If you want the fattest venture capital check possible for your startup, you might consider corporate money.
The average deal check from corporate VCs in the fourth quarter was $24 million, compared to $16.7 million from a traditional VC. That's a significant step up from the same period a year ago, when the average corporate deal was about $14 million, according to a new report from CB Insights, a venture capital research firm.
As its name implies, corporate venture capital comes from the venture arms of large companies--think Google and Comcast--which typically invest in startups with the potential of acquiring them later on. It's often cheaper for them to fund a hot startup and acquire it later than it is to build the talent in house, according to corporate venture capital experts. That strategy is a bit different from traditional venture capital companies, which are not affiliated with large corporations, and which fund startups frequently with the intention of taking them public.

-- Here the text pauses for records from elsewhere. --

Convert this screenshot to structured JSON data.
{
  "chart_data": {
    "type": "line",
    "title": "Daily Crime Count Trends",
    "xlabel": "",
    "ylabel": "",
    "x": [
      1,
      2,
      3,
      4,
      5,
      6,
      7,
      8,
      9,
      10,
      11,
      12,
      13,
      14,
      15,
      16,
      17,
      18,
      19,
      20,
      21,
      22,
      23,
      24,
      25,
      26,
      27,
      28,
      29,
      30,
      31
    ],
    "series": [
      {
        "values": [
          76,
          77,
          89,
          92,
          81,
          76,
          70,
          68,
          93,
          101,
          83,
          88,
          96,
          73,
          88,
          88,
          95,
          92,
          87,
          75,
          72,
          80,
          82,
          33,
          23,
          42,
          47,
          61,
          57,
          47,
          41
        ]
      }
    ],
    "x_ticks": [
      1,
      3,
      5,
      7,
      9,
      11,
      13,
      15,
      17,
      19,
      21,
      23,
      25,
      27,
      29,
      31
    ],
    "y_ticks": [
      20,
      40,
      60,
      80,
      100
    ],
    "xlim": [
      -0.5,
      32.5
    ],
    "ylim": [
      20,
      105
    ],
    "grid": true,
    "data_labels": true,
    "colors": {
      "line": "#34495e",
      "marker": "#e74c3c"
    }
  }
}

Corporate venture funds are also increasingly interested in financing at the seed level, as they want to get involved from the earliest stages in helping to build companies that can complement their own strategic growth plans. Corporate VCs did a total of 54 deals in 2014, up nearly 60 percent from 2013 and more than double the number in 2012.
The top corporate venture investors for 2014 were Google, Intel, Salesforce Ventures, Comcast, and Qualcomm.
Some of the biggest corporate venture deals in 2014 were Uber, which took in $1.2 billion, Cloudera, which got $900 million, and Tango, which nabbed $280 million. Google Ventures, Intel Capital and Alibaba, respectively, led the funding rounds for each.